Czy w rekrutacji nie wkurza Was to, że 1 firma = 1 rozmowa rekrutacyjna?

0

Trochę pytanie z czapy. O standaryzację.

Czy nie uważacie, że fajnie byłoby np. raz do roku sprawdzić poziom swojego skilla, i później móc wykorzystywać taki wynik w kilku rekrutacjach? O ile pewne projekty mogą się różnić technologiami to core umiejętności jest bardzo zbliżony...

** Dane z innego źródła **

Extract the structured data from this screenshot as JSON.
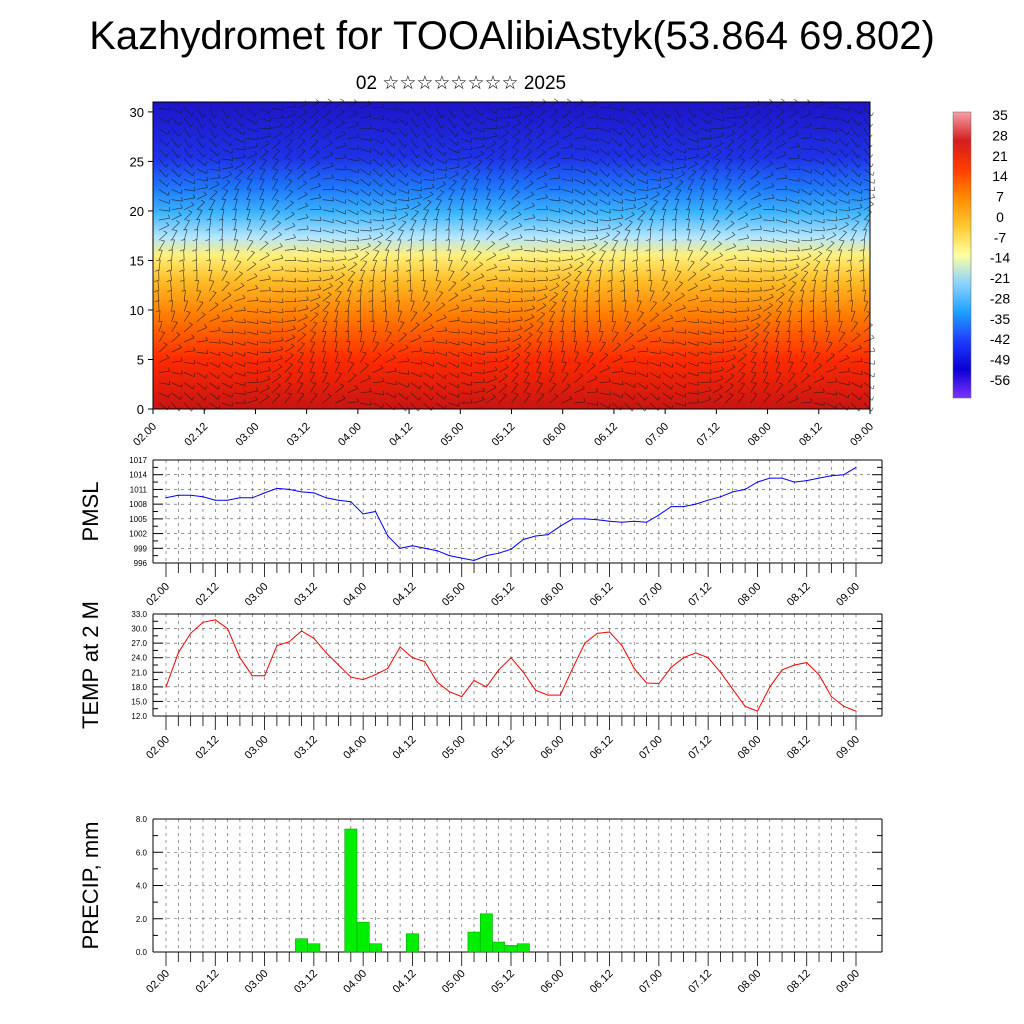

Wątek ten jest czystą dywagacją. Rozmawiamy więc hipotetycznie. :)

0

Haha, jak z maturami? Ale by bylo oszustw, gdyby była jakaś jedna jednostka która by to weryfikowała. Ale w sumie to krok od tego, aby na programistę potrzebna była licencja, a to całym sercem popieram. Za dużo amatorów się pcha do zabawy :)

0

egzamin państwowy/branżowy ważny x lat - jak np certyfikat chmurowy
np - zdajesz egzamin z JAVA, AWS, AZURE - który jest ważny 2 lata (bo rozwój narzędzi języka) i w tym czasie masz spokój z rozmowami technicznymi
chyba że jakaś firma woli inaczej

1

I co kazdy by byl ograniczony tylko do swojego kraju?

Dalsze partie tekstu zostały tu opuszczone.